4. Uno sguardo al futuro
Il futuro presenta come al solito margini d’incertezza: in particolare non è possibile stabilire se il forte rallentamento demografico rappresenti o meno l’inizio di una nuova fase di squilibrio di lungo periodo; ma è certamente possibile che esso ponga nei primi decenni del secolo XXI forti ostacoli allo sviluppo economico del paese. Le caratteristiche tipiche del nuovo regime demografico, in particolare il costante calo della mortalità degli anziani e la natalità a livelli minimi, portano a un invecchiamento della popolazione che ha almeno due effetti. Da una parte si ha un aumento delle classi percettrici di trasferimenti sociali a fronte di una riduzione delle classi attive, e questo mette in crisi lo Stato sociale, in particolare il sistema previdenziale e assistenziale. Dall’altra l’ingente necessità di trasferimenti alle classi economicamente improduttive non consente di alleviare alcuni costi che gravano sulle famiglie, riducendone così la fecondità: il reddito a cui rinunciano le donne che decidono di non lavorare è elevato, e così il costo per educare i figli, a cui si aggiunge la lunga durata della loro permanenza in famiglia.

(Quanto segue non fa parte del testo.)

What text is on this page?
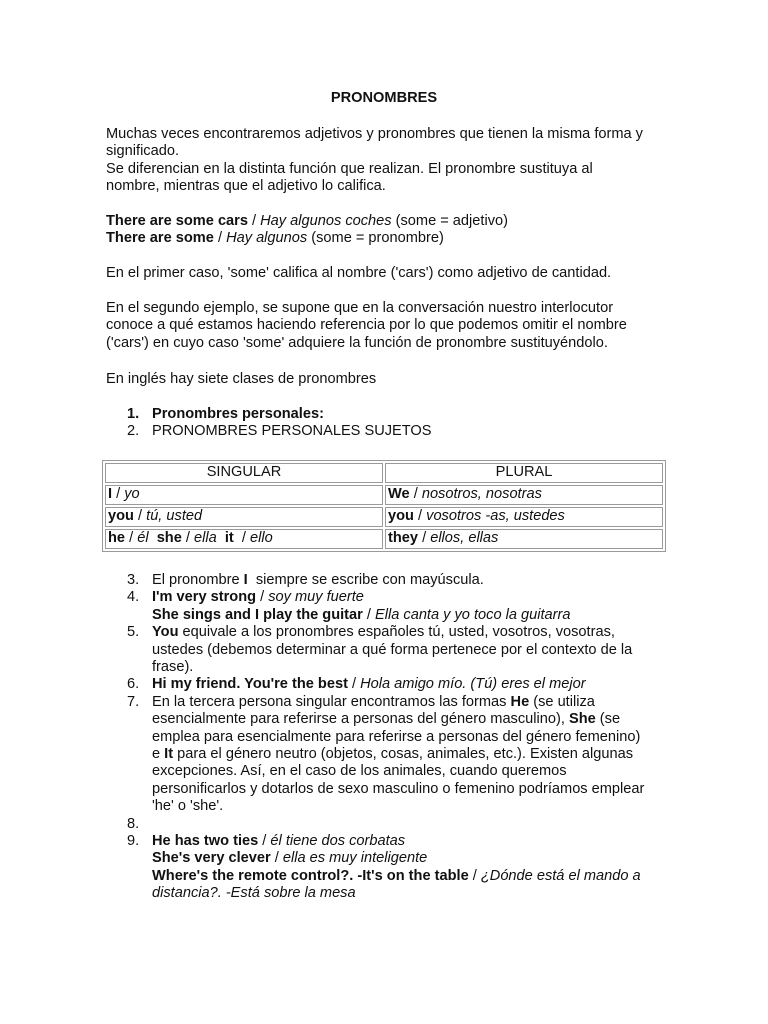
PRONOMBRES
Muchas veces encontraremos adjetivos y pronombres que tienen la misma forma y
significado.
Se diferencian en la distinta función que realizan. El pronombre sustituya al
nombre, mientras que el adjetivo lo califica.
There are some cars / Hay algunos coches (some = adjetivo)
There are some / Hay algunos (some = pronombre)
En el primer caso, 'some' califica al nombre ('cars') como adjetivo de cantidad.
En el segundo ejemplo, se supone que en la conversación nuestro interlocutor
conoce a qué estamos haciendo referencia por lo que podemos omitir el nombre
('cars') en cuyo caso 'some' adquiere la función de pronombre sustituyéndolo.
En inglés hay siete clases de pronombres
1. Pronombres personales:
2. PRONOMBRES PERSONALES SUJETOS
SINGULAR	PLURAL
I / yo	We / nosotros, nosotras
you / tú, usted	you / vosotros -as, ustedes
he / él she / ella it / ello	they / ellos, ellas
3. El pronombre I  siempre se escribe con mayúscula.
4. I'm very strong / soy muy fuerte
She sings and I play the guitar / Ella canta y yo toco la guitarra
5. You equivale a los pronombres españoles tú, usted, vosotros, vosotras,
ustedes (debemos determinar a qué forma pertenece por el contexto de la
frase).
6. Hi my friend. You're the best / Hola amigo mío. (Tú) eres el mejor
7. En la tercera persona singular encontramos las formas He (se utiliza
esencialmente para referirse a personas del género masculino), She (se
emplea para esencialmente para referirse a personas del género femenino)
e It para el género neutro (objetos, cosas, animales, etc.). Existen algunas
excepciones. Así, en el caso de los animales, cuando queremos
personificarlos y dotarlos de sexo masculino o femenino podríamos emplear
'he' o 'she'.
8.
9. He has two ties / él tiene dos corbatas
She's very clever / ella es muy inteligente
Where's the remote control?. -It's on the table / ¿Dónde está el mando a
distancia?. -Está sobre la mesa
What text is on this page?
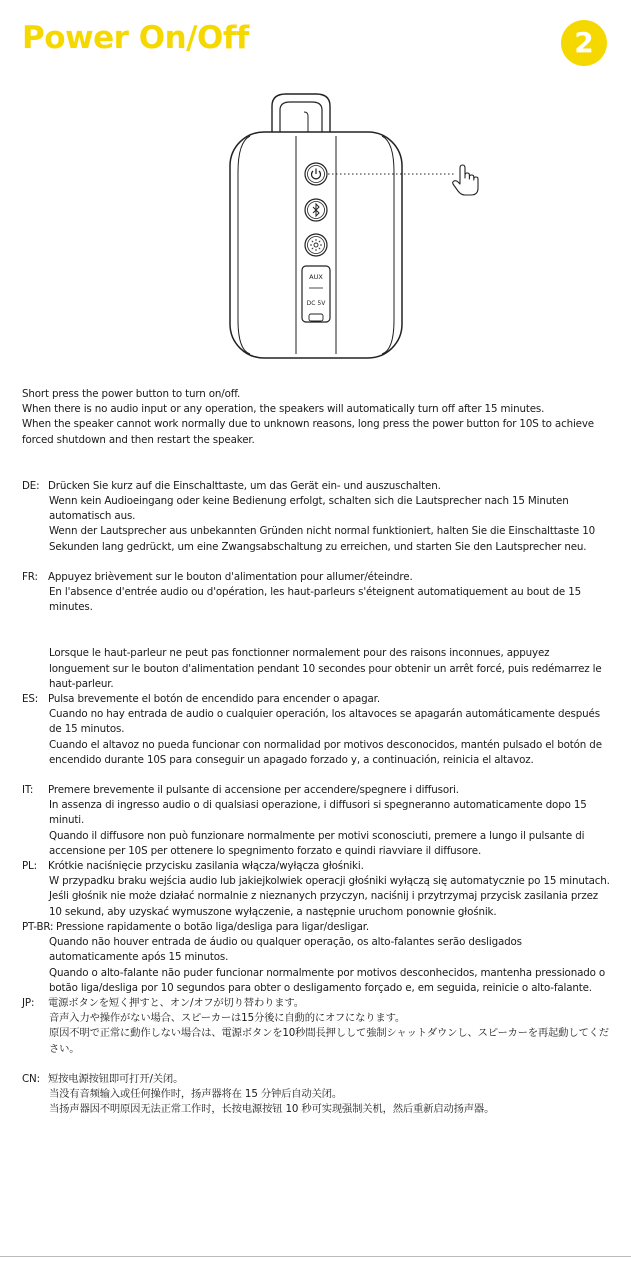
Power On/Off	2
AUX
DC 5V

Short press the power button to turn on/off.

When there is no audio input or any operation, the speakers will automatically turn off after 15 minutes.

When the speaker cannot work normally due to unknown reasons, long press the power button for 10S to achieve forced shutdown and then restart the speaker.

DE: Drücken Sie kurz auf die Einschalttaste, um das Gerät ein- und auszuschalten.

Wenn kein Audioeingang oder keine Bedienung erfolgt, schalten sich die Lautsprecher nach 15 Minuten automatisch aus.

Wenn der Lautsprecher aus unbekannten Gründen nicht normal funktioniert, halten Sie die Einschalttaste 10 Sekunden lang gedrückt, um eine Zwangsabschaltung zu erreichen, und starten Sie den Lautsprecher neu.

FR: Appuyez brièvement sur le bouton d'alimentation pour allumer/éteindre.

En l'absence d'entrée audio ou d'opération, les haut-parleurs s'éteignent automatiquement au bout de 15 minutes.

Lorsque le haut-parleur ne peut pas fonctionner normalement pour des raisons inconnues, appuyez longuement sur le bouton d'alimentation pendant 10 secondes pour obtenir un arrêt forcé, puis redémarrez le haut-parleur.

ES: Pulsa brevemente el botón de encendido para encender o apagar.

Cuando no hay entrada de audio o cualquier operación, los altavoces se apagarán automáticamente después de 15 minutos.

Cuando el altavoz no pueda funcionar con normalidad por motivos desconocidos, mantén pulsado el botón de encendido durante 10S para conseguir un apagado forzado y, a continuación, reinicia el altavoz.

IT:	Premere brevemente il pulsante di accensione per accendere/spegnere i diffusori.

In assenza di ingresso audio o di qualsiasi operazione, i diffusori si spegneranno automaticamente dopo 15 minuti.

Quando il diffusore non può funzionare normalmente per motivi sconosciuti, premere a lungo il pulsante di accensione per 10S per ottenere lo spegnimento forzato e quindi riavviare il diffusore.

PL:	Krótkie naciśnięcie przycisku zasilania włącza/wyłącza głośniki.

W przypadku braku wejścia audio lub jakiejkolwiek operacji głośniki wyłączą się automatycznie po 15 minutach.

Jeśli głośnik nie może działać normalnie z nieznanych przyczyn, naciśnij i przytrzymaj przycisk zasilania przez 10 sekund, aby uzyskać wymuszone wyłączenie, a następnie uruchom ponownie głośnik.

PT-BR: Pressione rapidamente o botão liga/desliga para ligar/desligar.

Quando não houver entrada de áudio ou qualquer operação, os alto-falantes serão desligados automaticamente após 15 minutos.

Quando o alto-falante não puder funcionar normalmente por motivos desconhecidos, mantenha pressionado o botão liga/desliga por 10 segundos para obter o desligamento forçado e, em seguida, reinicie o alto-falante.

JP:	電源ボタンを短く押すと、オン/オフが切り替わります。

音声入力や操作がない場合、スピーカーは15分後に自動的にオフになります。

原因不明で正常に動作しない場合は、電源ボタンを10秒間長押しして強制シャットダウンし、スピーカーを再起動してください。

CN: 短按电源按钮即可打开/关闭。

当没有音频输入或任何操作时，扬声器将在 15 分钟后自动关闭。

当扬声器因不明原因无法正常工作时，长按电源按钮 10 秒可实现强制关机，然后重新启动扬声器。
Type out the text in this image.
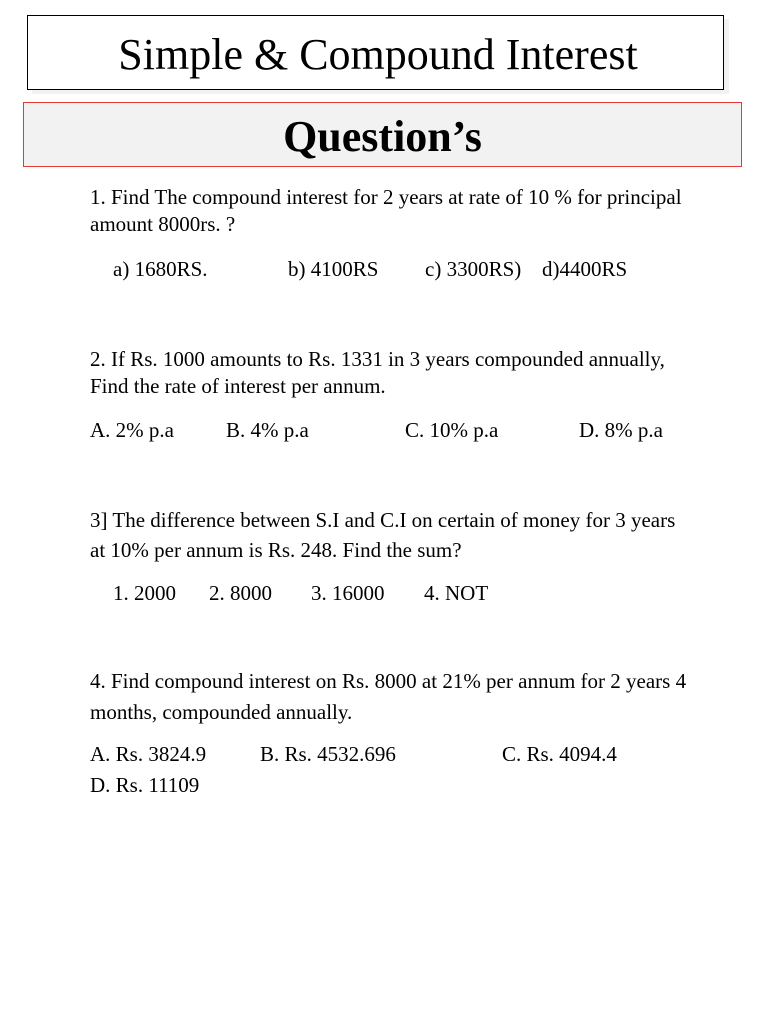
Simple & Compound Interest
Question’s
1. Find The compound interest for 2 years at rate of 10 % for principal amount 8000rs. ?
a) 1680RS.	b) 4100RS c) 3300RS) d)4400RS
2. If Rs. 1000 amounts to Rs. 1331 in 3 years compounded annually, Find the rate of interest per annum.
A. 2% p.a B. 4% p.a	C. 10% p.a	D. 8% p.a
3] The difference between S.I and C.I on certain of money for 3 years at 10% per annum is Rs. 248. Find the sum?
1. 2000 2. 8000 3. 16000 4. NOT
4. Find compound interest on Rs. 8000 at 21% per annum for 2 years 4 months, compounded annually.
A. Rs. 3824.9	B. Rs. 4532.696	C. Rs. 4094.4
D. Rs. 11109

Prescindendo dall’ipotesi che lega eventuali potenzialità di sviluppo del sistema economico a potenzialità di sviluppo dal punto di vista demografico, un’immigrazione che possa riequilibrare la struttura della popolazione sembra inevitabile. Si tratta però di una notevole incognita: infatti, in mancanza di un accurato controllo, che consenta un afflusso di persone economicamente attive dall’estero di pari passo con l’evolversi delle necessità interne, l’immigrazione si trasforma fatalmente in fonte di nuovi grandi problemi sociali.
Pier Marco Ferraresi
Per approfondire: vedi una sintesi della storia demografica d’Italia, in Lorenzo Del Panta, Massimo Livi Bacci, Giuliano Pinto ed Eugenio Sonnino, La popolazione italiana dal medioevo ad oggi, Laterza, Roma-Bari 1996; vedi pure Nora Federici (a cura di), La popolazione in Italia, Boringhieri, Torino 1976; e Atos Bellettini (1921-1983), La popolazione italiana. Un profilo storico, Einaudi, Torino 1987. Vedi una sintesi breve e completa di più ampio spettro, anche se a tratti un po’ tecnica, in M. Livi Bacci, Storia minima della popolazione del mondo, il Mulino, Bologna 1998, che chiarisce bene le relazioni della demografia con le altre scienze sociali. Sugli aspetti etici della questione demografica e sulle sue relazioni con lo sviluppo, vedi Lorenzo Cantoni, Il problema della popolazione mondiale e le politiche demografiche. Aspetti etici, Cristianità, Piacenza 1994.